Nicolas Bompard : coureur-marathonien au grand coeur

13 septembre 2017

Souriant… C’est l’adjectif qui le décrit le mieux selon lui. Nous pourrions rajouter volontaire, passionné, modeste et surtout une énergie à toute épreuve !

Lui, c’est Nicolas Bompard. Trente-cinq ans. Coureur-marathonien malvoyant. Mais aussi l’un des athlètes qui a participé au projet « Hein ? Différence ! » en prenant la pose aux côtés de Timothée Bommier et l’équipe joëlette de Volvic. Rencontre avec ce sportif qui nous dévoile comment est née cette passion pour l’infatigable.

« J’ai trente-cinq ans et demi. C’est important le « et demi », je n’ai pas encore trente-six ans (rires). J’ai commencé la course à pieds en 1997. Au début, c’était pour la plaisir. Je courais avec une amie qui m’y a un peu poussé. Et puis j’ai mordu au poisson. C’est un bon virus.

En 2007, j’ai participé pour la première fois à un marathon.

En amont d’une telle compétition, je m’entraîne cinq à six fois par semaine.
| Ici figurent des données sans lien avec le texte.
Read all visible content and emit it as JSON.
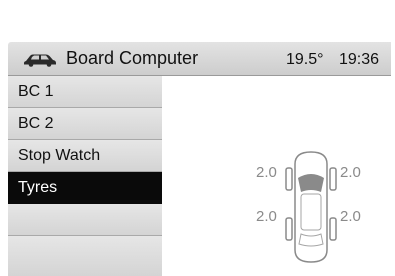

Sur des distances plus courtes, je m’entraîne quatre à cinq fois par semaine. Même le week-end.

Je parcours un peu toutes les distances : le semi-marathon, les 10 ou 15 kilomètres ou bien encore les relais interclubs.

Pour la quatrième ou cinquième saison, je suis licencié à l’ASM. Les entraîneurs sont toujours sur la piste, il y a un service médical à côté.

Participer à des compétitions me permet à chaque fois de faire de belles rencontres.

Chacun des guides qui m’ont accompagné ont bien fait leur travail. En intégrant l’ASM et en travaillant sans relâche avec l’un de ces guides, j’ai pu accéder au niveau international et participer aux marathons de Londres en 2015 et en 2016.

Pour le moment, je n’ai pas de compétition prévue à l’horizon. L’année précédente, j’avais participé aux 10kms de Chadrac, mais cette année suite à un imprévu, ce ne sera pas possible. C’est une course à taille humaine, sans gros peloton.

J’ai envie d’essayer un 100km. C’est une autre dimension. Mon guide Antoine Amiot en a six à son actif. C’est lui qui me donne envie d’essayer cette distance.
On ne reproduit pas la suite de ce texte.